Parasita e os personagens que o jornalismo me apresentou

Tinha acabado de percorrer os cemitérios de uma cidade. A pauta era sobre o Dia de Finados. Evitei discorrer sobre crenças, os sobreviventes do luto foram o foco. Nem mesmo a morte nos traz a equidade. Buracos que dividem ricos, pobres e miseráveis entre lápides de bronze, rabiscos no cimento cru e a indigência. Parasita, e a tragédia de seus personagens envoltos numa trama de humor ácido e drama visceral, fala das pessoas que o jornalismo me apresentou. Fala de mim e de você, leitor.

A visão periférica do porão da casa da família coreana ainda é mais nítida que a do quarto escuro do cortiço onde morava dona Janette. Lá não tinha janela. A idosa vivia numa cama a olhar fixamente a parede do cubículo esperando a assistência que nunca chegou. Do lado de fora, a vida às margens, e do baixíssimo IDH que contrasta com a movimentação milionária do maior porto da América Latina, que fica a alguns metros de distância.
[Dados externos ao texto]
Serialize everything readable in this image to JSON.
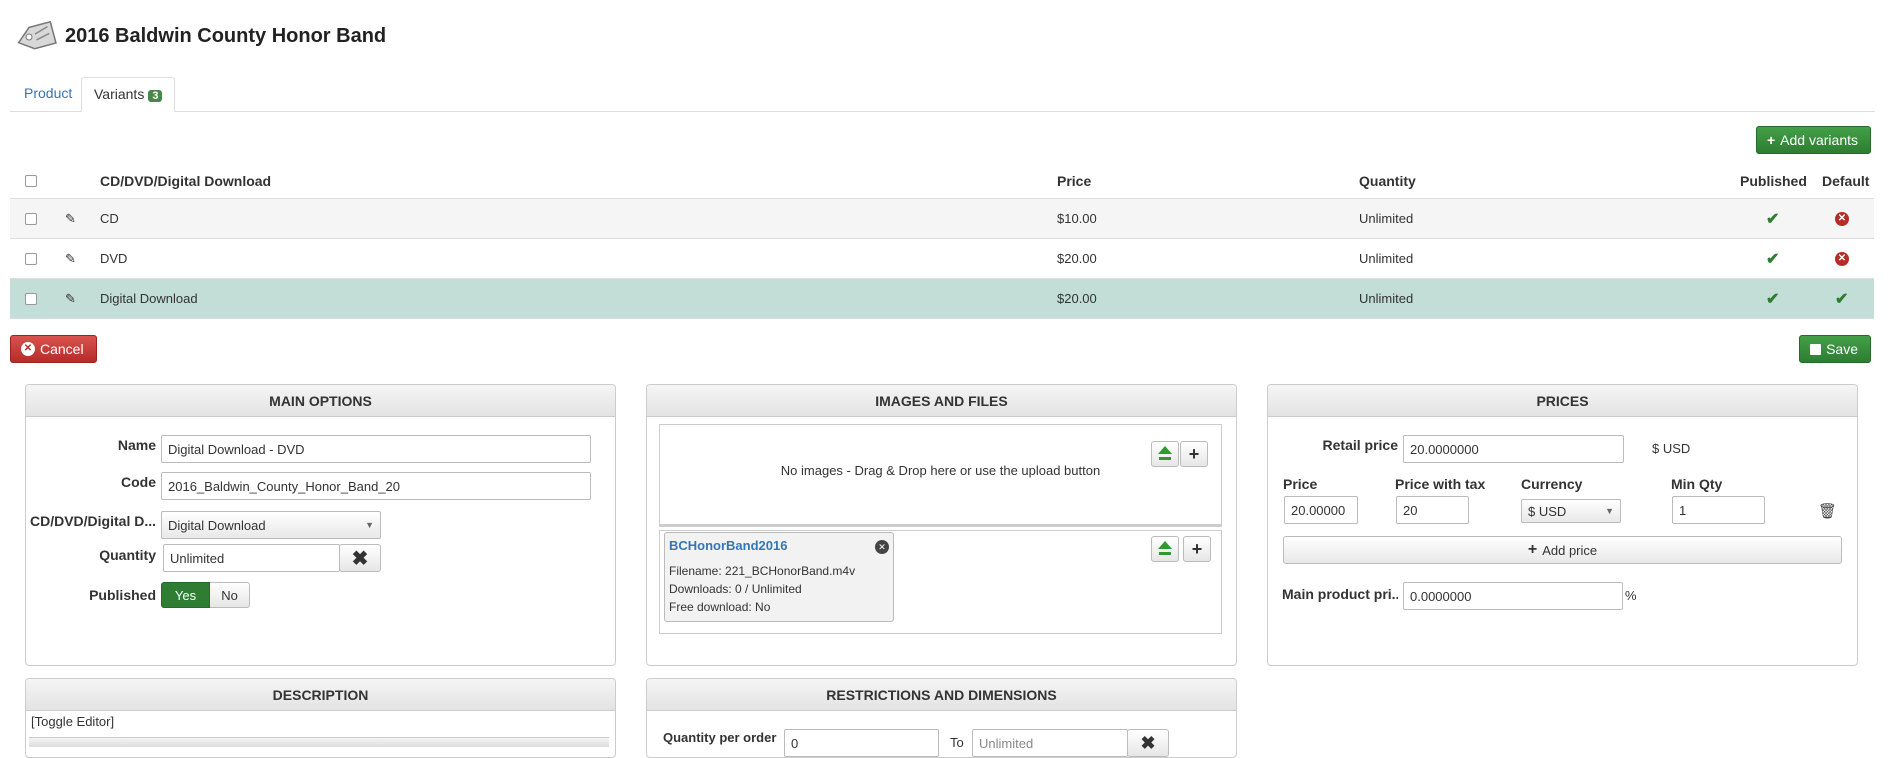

O desespero da família do senhor Kong ao ver tudo perdido na água da chuva e esgoto é o mesmo dos que passaram a noite de natal contabilizando os estragos de mais uma tempestade, caminhando pelos detritos fétidos de um Brasil que ainda combate doenças causadas pela ausência de saneamento básico. Após engolir o choro e a revolta, no dia seguinte, a diarista, já abrigada em casa de parentes, com vestes doadas foi limpar as janelas do apartamento localizado no metro quadrado mais caro da cidade.

O cheiro do porão coreano é o odor de mofo dos cômodos úmidos de habitações precárias. É a repulsa da classe que compra perfume importado e doa suas usadas roupas caras em forma de caridade para amenizar o peso na consciência. É a indiferença.

Parasita fala dos jeitos que damos todos os dias para driblar as dificuldades e, principalmente, da nossa tentativa de vencer na vida, muitas vezes matando os semelhantes, sabendo que no fim a gente também morre, sempre morre.